Native woman on the bus.  Trying to get on.

"I've got a Mickey Mouse costume in my bag," the native woman says.  She swirls a bit.  Has troubles keeping her balance.  She shows the bus driver her costume.

"No, you have a mickey in your bag.  you're not allowed to drink on the bus, but since it's so cold out, I'll give you another chance.  If I see you do it again, I'm gonna have to ask you to get off the bus," the bus driver says.

"I wasn't drinkin'!"  She replies.

"Yes you were.  I saw it in the mirror, and the camera saw you.  And if I see it again, I'm gonna have to ask you to leave."

"I wasn't drinkin'!! I was planin'!  I'm Mickey Mouse!!! I AM!!!"

"You're not Mickey Mouse."

"I am so!  Just listen to my voice!" She raises her voice a few octaves to impersonate Mickey. The bus driver won't stand for it.  He has a schedule to keep.

"Take your seat ma'am.  If I see you drinking out of the mickey, I'll have to ask you leave."

"How can I drink out of myself!"

The bus driver responds by gunning it.  Unfortunately, it's so icy, all that gunning succeeds only in spinning the tires.  So he takes off like he normally does, slowly and steadily.

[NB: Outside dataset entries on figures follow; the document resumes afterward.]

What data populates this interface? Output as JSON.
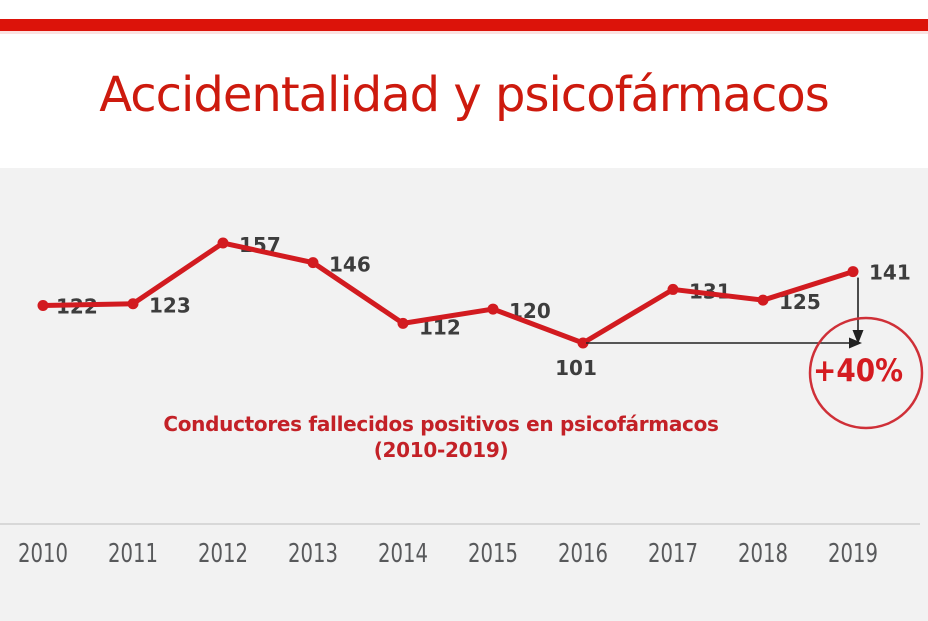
{
  "header": {
    "title": "Accidentalidad y psicofármacos"
  },
  "chart_data": {
    "type": "line",
    "title": "Conductores fallecidos positivos en psicofármacos",
    "subtitle": "(2010-2019)",
    "categories": [
      "2010",
      "2011",
      "2012",
      "2013",
      "2014",
      "2015",
      "2016",
      "2017",
      "2018",
      "2019"
    ],
    "series": [
      {
        "name": "Conductores fallecidos positivos en psicofármacos",
        "values": [
          122,
          123,
          157,
          146,
          112,
          120,
          101,
          131,
          125,
          141
        ]
      }
    ],
    "xlabel": "",
    "ylabel": "",
    "ylim": [
      95,
      165
    ],
    "grid": false,
    "legend": false,
    "data_labels": true,
    "annotation": {
      "label": "+40%",
      "from_category": "2016",
      "to_category": "2019"
    }
  },
  "colors": {
    "accent_bar": "#dc130a",
    "title": "#cd1a0e",
    "panel_bg": "#f2f2f2",
    "caption": "#c32127",
    "line": "#d21b20",
    "data_label": "#3d3d3d",
    "tick_label": "#58595b",
    "axis_line": "#d8d8d8",
    "arrow": "#222222",
    "annotation": "#d41b20",
    "annotation_ring": "#cf3038"
  }
}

The native woman doesn't drink again, but every time she gets drunk, she'll swear to God, and to anyone that listens, that she is in fact Mickey Mouse. 


Anonymous said...

That poor bus driver. If cops can have weapons, so should they. It would make for a much more pleasant ride. Or a psychotic one. Or a deadly one. Or a quiet and non-eventful one.

John Dantzer said...

I think it would be on average a more psychotic ride if the bus driver's carried guns. Soon the bus driver's would have to undergo military training. Soon the bus drivers would start their own militia and basically take over the world. If I was a bus driver, I'd carry a blow tube and poisonous darts.